Hussein Chalayan considers himself an artist – working through the medium of clothes – rather than a fashion designer. His chief concerns are conceptual: he draws attention to the processes of making, advocates the evolution of clothing forms, and explores new aesthetic considerations.
Born Huseyin Caglayan in 1970 in Nicosia, Cyprus, Chalayan received an honours degree in fashion from the London Central St Martin’s College of Art and Design in 1993. His extraordinary graduation collection, ‘The Tangent Flows’, was accompanied by an explanatory text: the clothes, made from reinforced paper, were initially buried in earth and covered in particles of rust; they were then exhumed and shown on the catwalk in their encrusted state.
Chalayan’s Spring–Summer 2000–01 collection, entitled Ventriloquy, presented a series of alternative garment forms or ‘alter egos’. Staged on the London catwalk, a virtual presentation with computer animations was followed by a performance representing ‘real’ and ‘resin’ clothes, depicting the transformation from the ephemeral to the monumental.

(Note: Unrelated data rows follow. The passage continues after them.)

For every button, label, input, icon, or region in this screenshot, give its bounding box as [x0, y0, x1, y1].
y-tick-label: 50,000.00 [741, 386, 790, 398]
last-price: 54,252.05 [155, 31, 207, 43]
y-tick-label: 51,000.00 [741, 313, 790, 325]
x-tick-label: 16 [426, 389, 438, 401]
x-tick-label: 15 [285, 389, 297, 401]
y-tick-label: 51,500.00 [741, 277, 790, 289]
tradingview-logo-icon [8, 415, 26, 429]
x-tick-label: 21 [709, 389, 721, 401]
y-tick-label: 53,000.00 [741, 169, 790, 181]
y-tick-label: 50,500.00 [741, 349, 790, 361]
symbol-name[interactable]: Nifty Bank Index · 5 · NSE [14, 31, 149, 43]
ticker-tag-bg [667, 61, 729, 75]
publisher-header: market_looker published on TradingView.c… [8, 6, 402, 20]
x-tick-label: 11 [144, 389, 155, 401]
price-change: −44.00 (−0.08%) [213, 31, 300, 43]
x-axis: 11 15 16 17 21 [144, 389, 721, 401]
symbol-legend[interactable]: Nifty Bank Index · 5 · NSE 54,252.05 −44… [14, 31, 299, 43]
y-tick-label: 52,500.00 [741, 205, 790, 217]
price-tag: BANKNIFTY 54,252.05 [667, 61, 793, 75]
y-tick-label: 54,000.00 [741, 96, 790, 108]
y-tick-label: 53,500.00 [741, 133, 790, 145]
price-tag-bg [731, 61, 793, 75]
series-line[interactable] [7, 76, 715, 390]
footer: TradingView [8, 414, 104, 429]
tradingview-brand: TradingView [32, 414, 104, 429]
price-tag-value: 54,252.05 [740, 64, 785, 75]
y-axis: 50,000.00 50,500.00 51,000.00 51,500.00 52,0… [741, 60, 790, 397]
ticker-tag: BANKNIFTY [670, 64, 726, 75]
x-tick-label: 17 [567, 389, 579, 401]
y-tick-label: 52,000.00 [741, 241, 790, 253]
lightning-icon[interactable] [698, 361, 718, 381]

The National Gallery of Victoria purchased the three Cast resin dresses from this collection. Resembling carved ice or marble, these dresses have an unearthly quality; full of contradictions, attractive yet threatening, they exude a dullness that somehow glows, a smooth surface that also encases bubbles, and a lightness that is also heavy. They are moulded and sculpted in resin of the palest, palest pink – almost the colour of nothing. The skills of the dressmaker were painstakingly translated into resin by the Scottish sculptor Paul Topen. The complex construction used both fibreglass and silicone rubber moulds, into which the polyester resin was poured and then laid in by hand, with a stiff brush. Keeping this material of a uniform consistency was extremely difficult, and about seven dresses had to be made to produce one of exceptional quality. The garments were made in halves and were simply bolted together. The Gallery’s three dresses differ in degrees of opacity and detail.

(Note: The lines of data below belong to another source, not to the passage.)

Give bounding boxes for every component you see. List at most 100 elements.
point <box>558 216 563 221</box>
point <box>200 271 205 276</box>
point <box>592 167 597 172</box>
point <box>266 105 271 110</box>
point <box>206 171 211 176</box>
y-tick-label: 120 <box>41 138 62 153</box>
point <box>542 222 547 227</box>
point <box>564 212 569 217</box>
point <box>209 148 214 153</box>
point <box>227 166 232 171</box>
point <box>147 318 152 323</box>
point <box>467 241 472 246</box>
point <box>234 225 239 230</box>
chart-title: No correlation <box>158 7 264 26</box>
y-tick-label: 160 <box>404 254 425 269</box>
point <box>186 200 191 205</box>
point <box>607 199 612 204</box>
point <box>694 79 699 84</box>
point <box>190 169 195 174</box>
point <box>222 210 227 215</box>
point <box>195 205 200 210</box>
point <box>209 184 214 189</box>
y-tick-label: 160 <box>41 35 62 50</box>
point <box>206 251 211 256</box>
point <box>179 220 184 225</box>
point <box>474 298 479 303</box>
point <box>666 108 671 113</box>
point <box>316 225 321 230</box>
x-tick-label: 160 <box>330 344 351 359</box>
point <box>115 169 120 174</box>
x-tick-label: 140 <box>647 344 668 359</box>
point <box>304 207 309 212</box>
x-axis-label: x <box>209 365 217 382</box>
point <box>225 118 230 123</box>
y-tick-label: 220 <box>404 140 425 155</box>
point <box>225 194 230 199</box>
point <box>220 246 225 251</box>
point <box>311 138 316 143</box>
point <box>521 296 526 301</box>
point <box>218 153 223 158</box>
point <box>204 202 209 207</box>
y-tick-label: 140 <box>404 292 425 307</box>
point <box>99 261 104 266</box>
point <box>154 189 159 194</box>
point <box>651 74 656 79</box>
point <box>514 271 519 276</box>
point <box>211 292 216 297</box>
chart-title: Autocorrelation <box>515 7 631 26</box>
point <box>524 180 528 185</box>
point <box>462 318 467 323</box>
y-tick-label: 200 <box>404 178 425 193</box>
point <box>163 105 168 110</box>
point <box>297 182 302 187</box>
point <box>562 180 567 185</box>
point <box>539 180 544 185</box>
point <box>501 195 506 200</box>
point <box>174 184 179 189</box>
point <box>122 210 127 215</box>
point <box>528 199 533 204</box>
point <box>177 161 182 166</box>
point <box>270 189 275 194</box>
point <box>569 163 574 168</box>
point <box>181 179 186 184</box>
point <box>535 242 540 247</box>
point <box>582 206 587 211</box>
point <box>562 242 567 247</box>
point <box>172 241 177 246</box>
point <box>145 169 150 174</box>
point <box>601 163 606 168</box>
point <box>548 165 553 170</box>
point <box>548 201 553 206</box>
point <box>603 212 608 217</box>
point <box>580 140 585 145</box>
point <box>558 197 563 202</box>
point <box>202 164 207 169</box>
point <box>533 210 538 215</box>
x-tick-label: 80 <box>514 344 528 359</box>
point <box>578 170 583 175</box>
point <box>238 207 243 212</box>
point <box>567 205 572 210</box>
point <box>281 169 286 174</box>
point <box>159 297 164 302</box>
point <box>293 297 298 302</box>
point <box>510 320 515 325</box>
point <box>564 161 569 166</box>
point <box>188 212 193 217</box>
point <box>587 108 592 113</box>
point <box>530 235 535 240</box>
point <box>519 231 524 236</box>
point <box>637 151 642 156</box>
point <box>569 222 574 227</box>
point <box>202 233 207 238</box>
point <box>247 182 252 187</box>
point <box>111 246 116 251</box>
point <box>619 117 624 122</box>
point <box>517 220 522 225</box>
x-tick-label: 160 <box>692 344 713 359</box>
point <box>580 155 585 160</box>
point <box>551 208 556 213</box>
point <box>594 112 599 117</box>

Chalayan’s epic work relates to the ornate figures of classical Greek sculpture, carved with pleated robes of unbelievable beauty, and to the mutant fashion pieces created by the contemporary Japanese designer Rei Kawakubo. Conceptually groundbreaking, Ventriloquy points towards the future beyond the eternal wheel of ‘fashion trends’ and provides an interesting bridge between the visual arts and fashion.